Alors, si j’ai bien compris la ministre, quand on lui demande d’arrêter de traiter les chômeurs comme des criminels et de présumer qu’ils sont des fraudeurs afin de faire de la récupération sur leur dos et sur celui de leur famille, en imposant des quotas aux enquêteurs de Service Canada, on ne trouve à nous répondre : « que le NPD défend les « bad guys » »???

Je vais donc profiter de l’occasion pour rappeler à la ministre ce qui suit : Le NPD sera toujours là pour défendre les familles canadiennes et pour s’opposer aux politiques conservatrices, qui créent plus de personnes dans le besoin qu’elles en aident, en détruisant le filet social que nous nous sommes donné.

Monsieur le Président, la réponse de la ministre démontre toute l’arrogance des conservateurs et le manque de respect du gouvernement pour les chômeurs et les travailleurs. Leurs réformes punitives démontrent clairement la perception négative et stéréotypée qu’ont les conservateurs des bénéficiaires de l’assurance-emploi. Mais ce n’est pas tout! Questionnée par la suite par des journalistes au sujet des quotas de coupures de prestations données aux enquêteurs, la ministre a rétorqué qu’il n’existait pas de quota, mais qu’il s’agissait plutôt « d’objectifs ».

Est-ce que quelqu’un, en cette Chambre, voit vraiment une différence entre un quota et un objectif de coupure? Parce que moi, Monsieur le Président, j’ai eu beau y penser toute la fin de semaine et je n’en vois pas. On joue avec les mots!

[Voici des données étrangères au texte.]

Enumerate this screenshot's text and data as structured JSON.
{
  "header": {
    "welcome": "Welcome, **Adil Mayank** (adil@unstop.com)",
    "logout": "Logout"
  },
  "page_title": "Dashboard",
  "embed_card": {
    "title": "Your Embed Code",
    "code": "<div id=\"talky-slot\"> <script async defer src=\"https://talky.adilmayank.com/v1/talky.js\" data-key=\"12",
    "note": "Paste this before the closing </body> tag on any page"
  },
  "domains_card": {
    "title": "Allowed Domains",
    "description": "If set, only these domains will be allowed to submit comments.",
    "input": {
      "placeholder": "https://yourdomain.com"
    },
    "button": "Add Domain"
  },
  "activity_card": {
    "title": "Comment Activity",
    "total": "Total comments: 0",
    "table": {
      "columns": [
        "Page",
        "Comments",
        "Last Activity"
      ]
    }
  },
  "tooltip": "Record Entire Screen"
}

Une autre chose inquiétante, mais qui devient de plus en plus une habitude pour ce gouvernement, c’est de refiler la facture aux provinces. En effet, même si l’assurance-emploi est une compétence du Parlement fédéral, les régimes d’indemnisation de dernier recours, eux, sont sous la responsabilité des provinces. Et qu’arrive-t-il lorsque le gouvernement fédéral restreint l’admissibilité à l’assurance-emploi, en imposant aux chômeurs des conditions démesurées pour maintenir leurs prestations et en imposant des quotas de coupures aux enquêteurs de Service Canada? Eh bien, Monsieur le Président, ce sont les provinces qui se retrouvent à payer la note. Après sa loi omnibus de réforme du Code criminel, après son refus de s’engager à renouveler les ententes à long terme pour le logement social, c’est maintenant par son refus d’indemniser le chômage qu’il a lui-même créé, que le gouvernement refile la facture aux provinces.

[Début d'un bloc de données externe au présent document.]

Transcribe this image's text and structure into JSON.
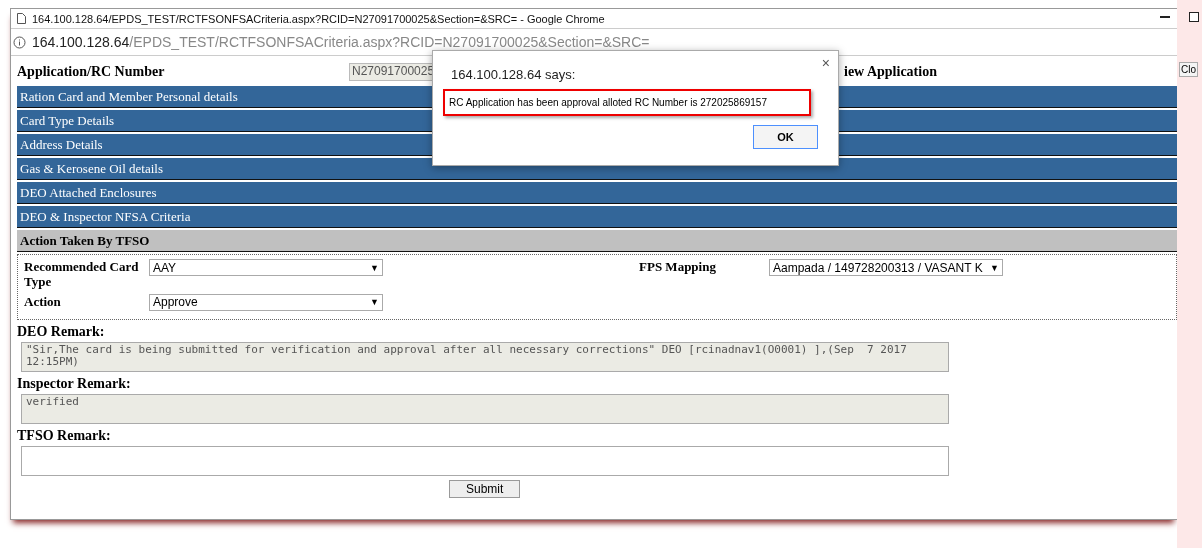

Monsieur le président, je ne le répéterai jamais assez souvent : l’assurance-emploi est une assurance de laquelle les travailleurs et les travailleuses doivent pouvoir se prévaloir en cas de perte d’emploi. C’est un filet social que les travailleurs et les entreprises ont payé. L’argent de la caisse d’assurance-emploi ce n’est pas l’argent du gouvernement!

J’invite les députés de cette chambre à voter en faveur de la motion de ma collègue de Charlesbourg—Haute-Saint-Charles, en espérant que le gouvernement entendra finalement raison sur sa gestion de ce dossier. Dans le cas contraire, c’est le NPD annulera ces réformes insensibles de l’assurance-emploi imposées par le gouvernement conservateur, en 2015, lorsqu’il aura mis les conservateurs… au chômage!

Merci Monsieur le Président.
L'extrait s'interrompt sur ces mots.